Do we model what we measure?
Details
Full Title
Do we model what we measure?
Suggested by
Andreas Rauchöcker, Robert Peal
The respective workshop calls for contributions regarding ...
- Differences between real-world and model world
- Challenges in modeling / field measurements
- Representativeness, uncertainties and weaknesses of measurements and numerical model approaches over complex terrain
- How much complexity is possible – and needed?
Keywords
Field measurements, Numerical Modeling, Machine Learning, Comparison, Discussion
Type
Sessions
Description
In an ideal world, both numerical models and measurements would provide high quality data with high resolution on the spatial and temporal scale. However, this is often not feasible due to practical constraints such as limited resources and logistical challenges: model results suffer from increased uncertainties due to the numerous sub-grid processes that need to be represented by parameterizations in numerical models; and the representativeness of point measurements in field experiments is often questionable due to the large surface heterogeneity in the surrounding area.

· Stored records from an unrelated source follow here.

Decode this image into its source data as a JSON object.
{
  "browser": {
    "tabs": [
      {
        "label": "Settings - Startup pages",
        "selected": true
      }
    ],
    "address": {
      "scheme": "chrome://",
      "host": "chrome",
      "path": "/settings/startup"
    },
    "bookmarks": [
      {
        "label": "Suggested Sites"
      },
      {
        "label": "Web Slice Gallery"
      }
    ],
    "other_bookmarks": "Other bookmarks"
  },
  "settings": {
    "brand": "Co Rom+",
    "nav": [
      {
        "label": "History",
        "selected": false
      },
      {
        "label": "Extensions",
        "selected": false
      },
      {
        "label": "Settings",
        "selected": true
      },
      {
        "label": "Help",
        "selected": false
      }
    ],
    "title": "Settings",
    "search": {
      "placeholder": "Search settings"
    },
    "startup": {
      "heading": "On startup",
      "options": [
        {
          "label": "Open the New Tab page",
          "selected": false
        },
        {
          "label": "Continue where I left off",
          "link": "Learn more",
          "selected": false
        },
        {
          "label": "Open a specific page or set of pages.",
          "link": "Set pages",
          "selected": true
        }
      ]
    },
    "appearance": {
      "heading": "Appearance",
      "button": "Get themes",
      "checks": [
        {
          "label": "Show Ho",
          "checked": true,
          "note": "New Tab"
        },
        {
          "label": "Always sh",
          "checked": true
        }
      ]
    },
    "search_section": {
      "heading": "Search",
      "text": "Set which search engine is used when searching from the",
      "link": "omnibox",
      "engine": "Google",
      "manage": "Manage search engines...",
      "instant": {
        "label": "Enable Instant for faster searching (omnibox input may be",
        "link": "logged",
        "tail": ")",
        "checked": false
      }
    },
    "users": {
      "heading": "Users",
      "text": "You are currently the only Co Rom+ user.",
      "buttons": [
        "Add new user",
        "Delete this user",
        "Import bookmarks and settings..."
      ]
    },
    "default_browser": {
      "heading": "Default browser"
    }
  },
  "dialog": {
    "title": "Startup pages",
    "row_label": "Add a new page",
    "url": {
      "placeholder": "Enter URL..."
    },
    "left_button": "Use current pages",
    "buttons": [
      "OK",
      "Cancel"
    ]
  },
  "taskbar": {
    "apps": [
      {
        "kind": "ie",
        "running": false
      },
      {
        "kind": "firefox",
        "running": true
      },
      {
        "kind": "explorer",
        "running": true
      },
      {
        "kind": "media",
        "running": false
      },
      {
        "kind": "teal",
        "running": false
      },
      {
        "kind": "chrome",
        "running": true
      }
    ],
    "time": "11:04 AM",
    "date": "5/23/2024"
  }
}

In addition, research sometimes suffers from a lack of communication between modelers and field scientists, which often leads to difficulties in validating model results against measurements and vice-versa. The discussion of such difficulties during this session can raise awareness about the unique challenges each group faces and the uncertainties associated with every dataset. By sharing insights, we aim to improve collaborations between modelers and field scientists and therefore strengthen the reliability and robustness of future research.
Format/Concept
This session serves as a platform to share needs and experiences of both modelers and field scientists and foster future collaboration between these groups. Our goal is that modelers understand strengths and weaknesses of different field measurement strategies, while field scientists should be introduced to the uncertainties in modeling results. By exchanging not only challenges, but also needs between the different groups, we can ease comparisons between measurements and simulation data in the future.